Every one of us is a sinner. The bible is clear that all have fallen short of the glory of God. We're all in the same boat, and baby, that boat's going down like the Titanic. But we're all forgiven through Christ Jesus who died for our sins. He is our shining example when people ask us how often we're supposed to forgive. How much did HE forgive? Well, in the midst of being murdered on a cross for crimes He didn't commit, being beaten and tortured and becoming the ultimate sacrifice so that we may live eternally, what did He pray? Did He pray against them, "Father, kill them, for they're hurting me for no reason!" Did He pray, "Father, strike them with lightning, for this is unjust!" 

No. He prayed for them. "Father, forgive them, for they know not what they do."

How often is that true, do you think? It's been said that holding onto anger and refusing to forgive is like drinking poison and waiting for the other person to die. It burns inside of us. It makes us sick, drives us crazy, puts tremendous pressure and stress on our daily lives. Forgiveness doesn't mean you disregard what was done. It doesn't mean you invalidate the pain it caused you. Forgiveness is simply a release from the punishment. We no longer hold it against our enemy. Now, don't get me wrong, there are certainly cases in which we just have to do this from afar. If the offender is dangerous or if they have passed away, we can still forgive but not let them back into our life.
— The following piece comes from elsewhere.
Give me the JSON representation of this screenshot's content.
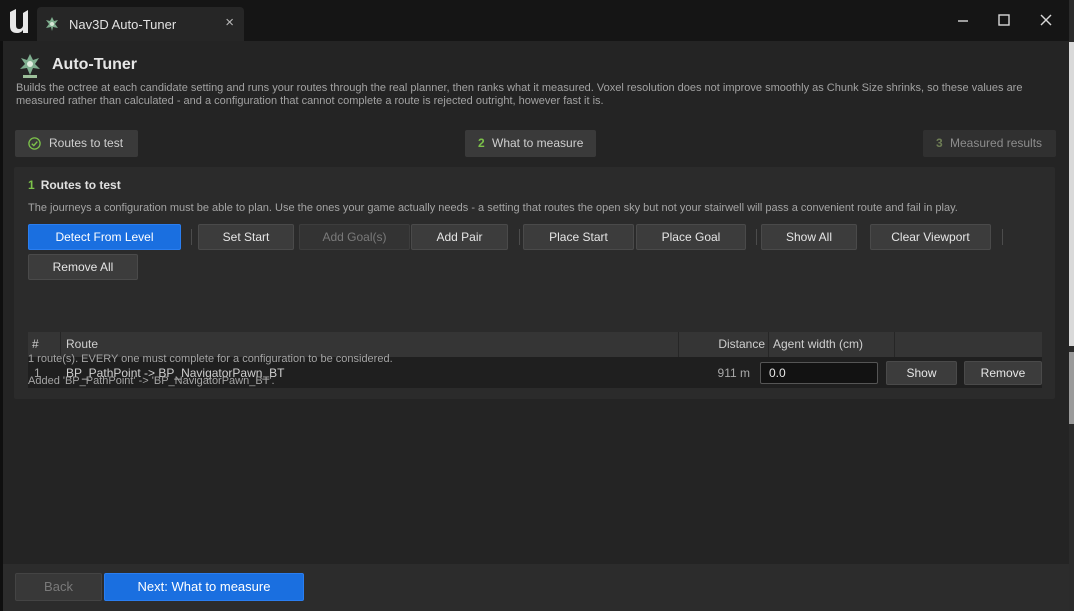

There's no problem with that. Forgiveness doesn't mean it's okay for them to walk all over you or to hurt you again and again. It's just a response different from 'an eye for an eye', different from 'I'm going to put tacks around your bed so you can get hurt and know what it feels like'. 

Instead, we place the sweet-smelling incense and the coals of fire for atonement in their direction, pray for them to do what is right from now on, and pave the way for reconciliation. 

When we say the Lord's prayer, we remember that it's exactly what Jesus said when He was asked how we should pray. In it, one of the simplest phrases is, "Forgive us our trespasses as we forgive those two trespass against us." As freely as we accept God's forgiveness of us, we should be just as free to forgive others. Seven times, seven TIMES seventy times, it doesn't matter. It's a guideline to be forgiving because forgiveness and reconciliation is the entire reason for Jesus' existence. 

There is no other way for people to learn how to love and forgive than to BE loved and forgiven.